Secure configuration management is another practice that is needed for secure coding. In this course, we’ve kept environment variables in a .env file, which is a good practice. However, it is also important to keep the .env file out of the repository, as it can contain sensitive information.
There are also tools that can help with secure configuration management, like Vault.
As web applications increasingly use APIs and third-party libraries, possible problems from APIs should be kept in mind. APIs can be a source of security vulnerabilities — as an example, if an API is compromised and data from the API is shown to a user, the user could be tricked into revealing sensitive information. Similarly, some sort of a mechanism for rate limiting and throttling should be in place to prevent brute force and denial-of-service attacks, and logging and monitoring should — of course — be in place to detect and respond to potential abuse.
As mentioned earlier, the logs should be collected to a separate service, and not stored in the same server as the application. This way, even if the application is compromised, the logs are still available for analysis.
Similarly, when working with third-party libraries, it is important to keep in mind the risks associated with them. Keeping track of the user third-party libraries and regularly auditing and updating them is important. Monitoring for reported vulnerabilities is also important to prevent supply chain attacks.

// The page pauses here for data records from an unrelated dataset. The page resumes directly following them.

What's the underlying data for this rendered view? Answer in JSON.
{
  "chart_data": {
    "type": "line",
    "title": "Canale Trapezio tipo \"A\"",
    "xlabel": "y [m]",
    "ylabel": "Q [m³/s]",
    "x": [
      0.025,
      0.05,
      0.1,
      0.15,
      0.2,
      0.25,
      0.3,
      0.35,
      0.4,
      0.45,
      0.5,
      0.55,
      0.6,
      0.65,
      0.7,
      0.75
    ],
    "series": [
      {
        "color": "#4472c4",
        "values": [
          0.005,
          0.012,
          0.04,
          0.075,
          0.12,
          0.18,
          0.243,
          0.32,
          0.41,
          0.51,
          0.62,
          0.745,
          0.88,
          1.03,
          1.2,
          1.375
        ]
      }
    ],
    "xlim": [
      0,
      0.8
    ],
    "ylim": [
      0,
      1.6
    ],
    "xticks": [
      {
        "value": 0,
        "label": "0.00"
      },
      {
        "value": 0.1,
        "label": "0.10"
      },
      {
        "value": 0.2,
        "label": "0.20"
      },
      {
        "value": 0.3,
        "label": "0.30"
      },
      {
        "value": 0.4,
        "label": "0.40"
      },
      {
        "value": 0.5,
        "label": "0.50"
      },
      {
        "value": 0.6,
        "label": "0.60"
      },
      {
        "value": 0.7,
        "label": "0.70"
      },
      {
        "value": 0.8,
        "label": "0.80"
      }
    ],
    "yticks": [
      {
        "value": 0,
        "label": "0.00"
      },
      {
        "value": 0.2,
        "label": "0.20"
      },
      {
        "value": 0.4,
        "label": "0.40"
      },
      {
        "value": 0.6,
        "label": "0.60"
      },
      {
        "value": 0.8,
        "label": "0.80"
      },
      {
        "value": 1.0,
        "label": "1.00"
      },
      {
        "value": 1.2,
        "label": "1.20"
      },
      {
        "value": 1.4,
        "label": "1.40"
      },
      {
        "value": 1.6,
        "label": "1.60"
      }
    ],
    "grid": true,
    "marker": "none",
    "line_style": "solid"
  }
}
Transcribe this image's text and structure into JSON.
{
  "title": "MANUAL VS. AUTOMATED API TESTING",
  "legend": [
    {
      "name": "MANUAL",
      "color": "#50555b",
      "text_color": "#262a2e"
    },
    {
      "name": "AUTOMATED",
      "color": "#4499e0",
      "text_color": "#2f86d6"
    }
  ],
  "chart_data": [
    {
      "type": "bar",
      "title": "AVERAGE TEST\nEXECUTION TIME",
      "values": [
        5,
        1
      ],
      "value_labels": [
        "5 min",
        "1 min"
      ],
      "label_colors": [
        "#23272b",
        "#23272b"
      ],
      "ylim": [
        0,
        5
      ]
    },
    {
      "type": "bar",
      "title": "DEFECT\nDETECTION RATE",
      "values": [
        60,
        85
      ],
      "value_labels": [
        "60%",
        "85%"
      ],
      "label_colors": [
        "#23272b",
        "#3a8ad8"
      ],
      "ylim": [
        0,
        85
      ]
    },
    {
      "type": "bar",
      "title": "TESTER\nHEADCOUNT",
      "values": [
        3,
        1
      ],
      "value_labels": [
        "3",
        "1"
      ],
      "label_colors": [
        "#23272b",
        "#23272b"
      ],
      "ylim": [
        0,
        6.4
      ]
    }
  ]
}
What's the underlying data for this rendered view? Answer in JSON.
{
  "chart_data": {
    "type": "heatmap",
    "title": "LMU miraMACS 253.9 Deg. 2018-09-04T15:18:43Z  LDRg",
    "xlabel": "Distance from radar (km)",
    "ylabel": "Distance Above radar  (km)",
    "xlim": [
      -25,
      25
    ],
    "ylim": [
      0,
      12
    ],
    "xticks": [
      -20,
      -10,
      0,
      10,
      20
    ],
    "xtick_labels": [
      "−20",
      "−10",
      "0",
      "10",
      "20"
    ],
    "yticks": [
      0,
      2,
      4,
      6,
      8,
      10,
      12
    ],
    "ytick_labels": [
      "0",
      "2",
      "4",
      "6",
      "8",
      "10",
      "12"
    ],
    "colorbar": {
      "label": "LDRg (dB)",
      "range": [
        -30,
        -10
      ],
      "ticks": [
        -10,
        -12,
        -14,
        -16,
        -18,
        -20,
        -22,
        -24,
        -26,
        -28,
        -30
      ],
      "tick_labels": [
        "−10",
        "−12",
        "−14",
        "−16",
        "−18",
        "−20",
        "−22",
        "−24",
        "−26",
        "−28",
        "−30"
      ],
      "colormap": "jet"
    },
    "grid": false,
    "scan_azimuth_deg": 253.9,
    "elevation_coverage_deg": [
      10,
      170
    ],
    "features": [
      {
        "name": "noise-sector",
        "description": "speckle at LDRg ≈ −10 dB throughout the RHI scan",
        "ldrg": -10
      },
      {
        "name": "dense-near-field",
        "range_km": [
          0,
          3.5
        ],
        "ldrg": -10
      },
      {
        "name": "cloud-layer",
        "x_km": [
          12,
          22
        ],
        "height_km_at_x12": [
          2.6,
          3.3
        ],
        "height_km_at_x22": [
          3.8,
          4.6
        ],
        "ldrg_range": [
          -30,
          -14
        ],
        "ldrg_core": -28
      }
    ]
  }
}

Sites like Snyk Vulnerability Database can be used to look for vulnerabilities in libraries. There are also a range of tools that can be used to scan applications — see e.g. Vulnerability Scanning Tools list maintained by OWASP.
Runtimes often also come with tools that can be used to check whether the dependencies are up to date or secure. As an example, Deno has a command outdated that can be used to check for outdated dependencies. Similarly, npm has a command audit that can be used to check for vulnerabilities in the dependencies.
Testing, deployment, and maintenance
Security should be a part of the whole software development lifecycle, including also testing, deployment, and maintenance. Even if no known vulnerabilities are present in the code or the libraries at the time of design and development, it is possible that new vulnerabilities are discovered over time, or that vulnerabilities are introduced during deployment or maintenance.
As an example, a misconfiguration in the deployment could lead to a security vulnerability, or a dependency could be updated to a version that has a vulnerability.
Integrating DevSecOps practices can to the development process can be help. DevSecOps practices include automated security scanning, continuous integration of security tools, and rapid feedback loops. As an example, version control systems can have hooks that trigger security scans whenever code is pushed to the repository or whenever code is being built.
Tools like GitHub’s CodeQL should be integrated to the development process. Similarly, the repositories should be continuously monitored with tools like Dependabot. With more people using large language models and generative AI for development, this is even more critical, as the models are known to create code with vulnerabilities.
The above provides just a glimpse of the security principles and secure coding practices. For a more in-depth view to the topic, Aalto University has a Master’s Programme in Security and Cloud Computing.